Its unique landscape is characterised by an immense, flat white saltpan, a shallow depression that is dry for the greater part of the year and fed by moisture from perennial springs on the fringes. The pan covers about 25% of the park.
The saltpan was once a vast lake fed by the Kunene River. But it changed course thousands of years ago, leaving a dry hollow of salt and cracked clay. Today it fills up for a short while after heavy rain.
The temporary water supply attracts thousands of water birds during the rainy season, including flocks of pink flamingos, but the best time for viewing animals in Etosha is the cool dry season, between May and September.
Etosha has three campsites: Okaukuejo, Namutoni, and Halali. Although visitors can't leave the camp areas at night, there is a carefully lit watering hole at each campsite allowing for night game viewing from the safety of the campsite.
Okaukuejo Campsite is located 10 miles (17km) from the park's southern entrance. The waterhole has benches and viewpoints and the camp is equipped with overnight accommodation facilities, camping sites, a restaurant and bar, a curio shop, and a swimming pool.
Namutoni Campsite is located on an old German fort. Found at Etosha's east gate and overlooking the King Nehale watering hole, it has great game viewing opportunities. The campsite has a small grocery shop, bookshop, craft boutique, jewellery, and curio store. Camping and other accommodation options are available.
Halali Campsite is between Namutoni and Okaukejo at the base of a dolomite hill, just south of the main Etosha Pan. The watering hole is lit up at night and an elevated vantage point gives visitors the chance to watch nocturnal animals as they arrive at the pan.

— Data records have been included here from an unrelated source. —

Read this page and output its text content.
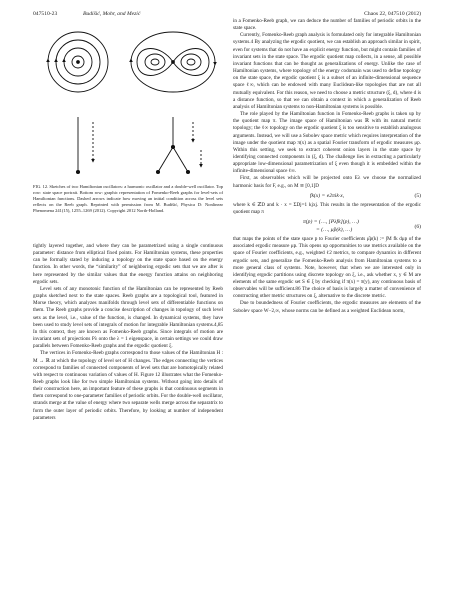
047510-23	Budišić, Mohr, and Mezić	Chaos 22, 047510 (2012)
FIG. 12. Sketches of two Hamiltonian oscillators: a harmonic oscillator and a double-well oscillator. Top row: state space portrait. Bottom row: graphic representation of Fomenko-Reeb graphs for level-sets of Hamiltonian functions. Dashed arrows indicate how moving an initial condition across the level sets reflects on the Reeb graph. Reprinted with permission from M. Budišić, Physica D: Nonlinear Phenomena 241(15), 1255–1269 (2012). Copyright 2012 North-Holland.

tightly layered together, and where they can be parametrized using a single continuous parameter: distance from elliptical fixed points. For Hamiltonian systems, these properties can be formally stated by inducing a topology on the state space based on the energy function. In other words, the “similarity” of neighboring ergodic sets that we are after is here represented by the similar values that the energy function attains on neighboring ergodic sets.

Level sets of any monotonic function of the Hamiltonian can be represented by Reeb graphs sketched next to the state spaces. Reeb graphs are a topological tool, featured in Morse theory, which analyzes manifolds through level sets of differentiable functions on them. The Reeb graphs provide a concise description of changes in topology of such level sets as the level, i.e., value of the function, is changed. In dynamical systems, they have been used to study level sets of integrals of motion for integrable Hamiltonian systems.4,85 In this context, they are known as Fomenko-Reeb graphs. Since integrals of motion are invariant sets of projections Pλ onto the λ = 1 eigenspace, in certain settings we could draw parallels between Fomenko-Reeb graphs and the ergodic quotient ξ.

The vertices in Fomenko-Reeb graphs correspond to those values of the Hamiltonian H : M → ℝ at which the topology of level set of H changes. The edges connecting the vertices correspond to families of connected components of level sets that are homotopically related with respect to continuous variation of values of H. Figure 12 illustrates what the Fomenko-Reeb graphs look like for two simple Hamiltonian systems. Without going into details of their construction here, an important feature of these graphs is that continuous segments in them correspond to one-parameter families of periodic orbits. For the double-well oscillator, strands merge at the value of energy where two separate wells merge across the separatrix to form the outer layer of periodic orbits. Therefore, by looking at number of independent parameters

in a Fomenko-Reeb graph, we can deduce the number of families of periodic orbits in the state space.

Currently, Fomenko-Reeb graph analysis is formulated only for integrable Hamiltonian systems.4 By analyzing the ergodic quotient, we can establish an approach similar in spirit, even for systems that do not have an explicit energy function, but might contain families of invariant sets in the state space. The ergodic quotient map collects, in a sense, all possible invariant functions that can be thought as generalizations of energy. Unlike the case of Hamiltonian systems, where topology of the energy codomain was used to define topology on the state space, the ergodic quotient ξ is a subset of an infinite-dimensional sequence space ℓ∞, which can be endowed with many Euclidean-like topologies that are not all mutually equivalent. For this reason, we need to choose a metric structure (ξ, d), where d is a distance function, so that we can obtain a context in which a generalization of Reeb analysis of Hamiltonian systems to non-Hamiltonian systems is possible.

The role played by the Hamiltonian function in Fomenko-Reeb graphs is taken up by the quotient map π. The image space of Hamiltonian was ℝ with its natural metric topology; the ℓ∞ topology on the ergodic quotient ξ is too sensitive to establish analogous arguments. Instead, we will use a Sobolev space metric which requires interpretation of the image under the quotient map π(x) as a spatial Fourier transform of ergodic measures μp. Within this setting, we seek to extract coherent onion layers in the state space by identifying connected components in (ξ, d). The challenge lies in extracting a particularly appropriate low-dimensional parametrization of ξ even though it is embedded within the infinite-dimensional space ℓ∞.

First, as observables which will be projected onto Eλ we choose the normalized harmonic basis for F, e.g., on M ≅ [0,1]D

fk(x) = e2πik·x,	(5)

where k ∈ ℤD and k · x = ΣDj=1 kjxj. This results in the representation of the ergodic quotient map π

π(p) = (…, [Pλfk](p), …)
= (…, μ̂p(k), …)	(6)

that maps the points of the state space p to Fourier coefficients μ̂p(k) := ∫M fk dμp of the associated ergodic measure μp. This opens up opportunities to use metrics available on the space of Fourier coefficients, e.g., weighted ℓ2 metrics, to compare dynamics in different ergodic sets, and generalize the Fomenko-Reeb analysis from Hamiltonian systems to a more general class of systems. Note, however, that when we are interested only in identifying ergodic partitions using discrete topology on ξ, i.e., ask whether x, y ∈ M are elements of the same ergodic set S ∈ ξ by checking if π(x) = π(y), any continuous basis of observables will be sufficient.86 The choice of basis is largely a matter of convenience of constructing other metric structures on ξ, alternative to the discrete metric.

Due to boundedness of Fourier coefficients, the ergodic measures are elements of the Sobolev space W−2,∞, whose norms can be defined as a weighted Euclidean norm,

Lodging options and camping facilities are available and there is also a swimming pool at the campsite. In recent years, the Namibian Wildlife Resorts authorities have upgraded the accommodation at Etosha campsites.

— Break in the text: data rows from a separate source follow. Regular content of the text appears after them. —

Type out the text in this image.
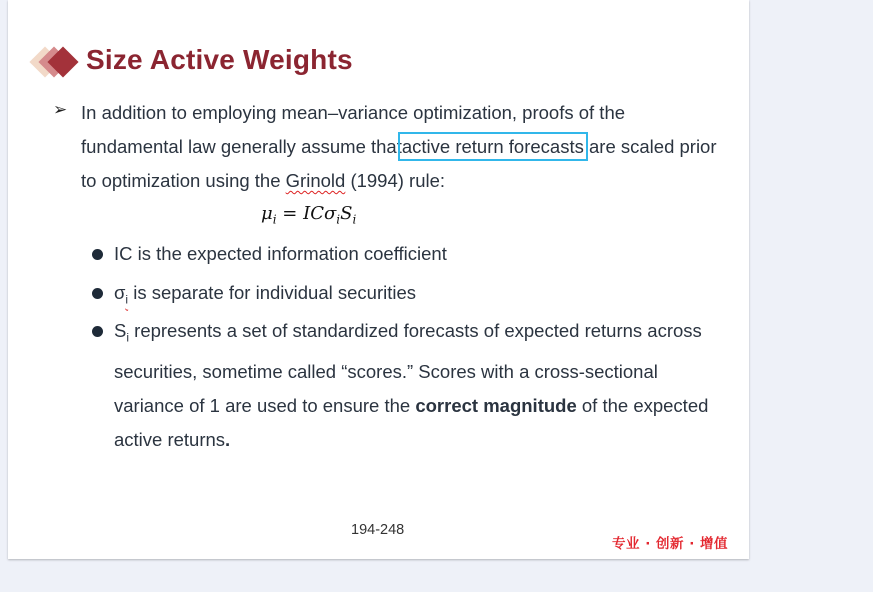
Size Active Weights
➢ In addition to employing mean–variance optimization, proofs of the fundamental law generally assume thatactive return forecasts are scaled prior to optimization using the Grinold (1994) rule:
$\mu_i = IC\sigma_iS_i$
IC is the expected information coefficient
$\sigma_i$ is separate for individual securities
$S_i$ represents a set of standardized forecasts of expected returns across securities, sometime called “scores.” Scores with a cross-sectional variance of 1 are used to ensure the correct magnitude of the expected active returns.
194-248
专业 · 创新 · 增值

Some of the upgrades were necessary, but some just took place as a means to increase the accommodation and campsite fees in Etosha. If you are travelling to the park, be sure to book in advance and double check both availability and charges so that you are not surprised by an astronomical bill.
The salinity and rich mineral content of the pan attracts a huge diversity of animal and birdlife to the park, making it an excellent place for game viewing. The expanse of the white desert makes for an extraordinary backdrop.
Etosha has a network of roads linking its three rest camps. Visitors can expect to see many species of antelope, wildebeest, zebra, lion, giraffe, and Africa's tallest elephants. Several of the animal species are endangered, including the black rhino. There are also opportunities to see lion, leopard, and cheetah around the many waterholes scattered throughout the park.